During the conference Mary Jo Haddad, President and CEO of SickKids, was presented with CAPHC’s 2013 Contribution to Child Health Award.

“Courage and creativity are essential for creating a culture of innovation,” Haddad said in her presentation on enabling innovation in children’s health. “SickKids defines innovation as new ways of thinking and doing that imagine a better future and create value for patients, families, funders, staff and society.”

“What is different today is the incredible urgency around generating new and better ways of doing things. We’re all talking about innovation. At SickKids, we don’t view innovation as something to call on when times get tough, it’s something that we practice every day and is a part of who we are.”

SickKids presented its Innovation Hub at the conference’s exhibit fair, demonstrating the impact innovation has on health outcomes. Five interactive displays showed the innovative thinking, collaboration and cutting-edge technology developed at SickKids that may enable knowledge translation globally.

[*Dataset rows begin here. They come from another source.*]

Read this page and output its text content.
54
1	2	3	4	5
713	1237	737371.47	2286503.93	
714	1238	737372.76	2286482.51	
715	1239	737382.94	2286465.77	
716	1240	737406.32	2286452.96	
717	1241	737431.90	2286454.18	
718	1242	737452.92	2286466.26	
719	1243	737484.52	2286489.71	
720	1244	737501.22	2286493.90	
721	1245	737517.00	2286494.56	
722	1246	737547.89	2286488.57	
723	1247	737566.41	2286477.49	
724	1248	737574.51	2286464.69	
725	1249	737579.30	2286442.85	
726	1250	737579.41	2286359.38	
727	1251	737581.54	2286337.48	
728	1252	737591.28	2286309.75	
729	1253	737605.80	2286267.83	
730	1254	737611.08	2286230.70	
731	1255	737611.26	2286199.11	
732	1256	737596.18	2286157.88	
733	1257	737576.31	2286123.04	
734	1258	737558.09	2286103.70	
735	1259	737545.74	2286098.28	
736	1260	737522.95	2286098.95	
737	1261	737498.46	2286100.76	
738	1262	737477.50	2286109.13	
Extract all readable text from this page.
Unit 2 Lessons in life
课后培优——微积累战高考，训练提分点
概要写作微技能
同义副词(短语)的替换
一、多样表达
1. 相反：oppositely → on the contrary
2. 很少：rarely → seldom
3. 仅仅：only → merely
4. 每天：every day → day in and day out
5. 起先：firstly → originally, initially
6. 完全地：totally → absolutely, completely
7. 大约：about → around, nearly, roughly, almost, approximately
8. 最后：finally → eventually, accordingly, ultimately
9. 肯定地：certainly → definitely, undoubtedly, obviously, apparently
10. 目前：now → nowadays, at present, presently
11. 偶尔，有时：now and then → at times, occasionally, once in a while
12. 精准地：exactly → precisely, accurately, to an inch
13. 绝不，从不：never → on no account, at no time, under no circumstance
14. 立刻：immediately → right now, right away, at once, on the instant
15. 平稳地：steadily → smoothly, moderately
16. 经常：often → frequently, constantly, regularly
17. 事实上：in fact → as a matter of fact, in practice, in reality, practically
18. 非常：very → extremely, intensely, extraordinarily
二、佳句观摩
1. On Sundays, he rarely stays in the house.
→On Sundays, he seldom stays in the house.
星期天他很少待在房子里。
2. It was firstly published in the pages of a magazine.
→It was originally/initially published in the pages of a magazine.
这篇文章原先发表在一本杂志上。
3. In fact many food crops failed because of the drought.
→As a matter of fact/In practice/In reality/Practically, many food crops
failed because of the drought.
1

  •  OtoSim, an otoscopy training system, has been shown to improve the accuracy of diagnosing ear pathologies by 44 per cent through its effective simulation experience.
  • Daily Continuous Improvement (Daily CIP) is a new lean management system that engages all frontline staff and includes team huddles and status updates to improve problem solving, empower staff, and better manage the tasks of the day. Over 800 improvements have been implemented through Daily CIP at SickKids.
  • The neurosimulator, constructed from silicone rubber and encased in a 3D-printed skull, looks and feels like a real brain and helps to improve training for neurosurgery teams.
  • WiKidea, an online crowdsourcing tool has been used to share hundreds of ideas at SickKids, engaging all staff in solving complex problems across many areas including patient and staff experience, system processes and more.
  • The Bedside Paediatric Early Warning System (BedsidePEWS) can identify children at risk of cardiac arrest with at least one hour’s notice and empowers clinicians by giving them real-time accurate data to make the best care decisions.

Next year’s CAPHC conference will take place Oct. 19 - 22 in Calgary.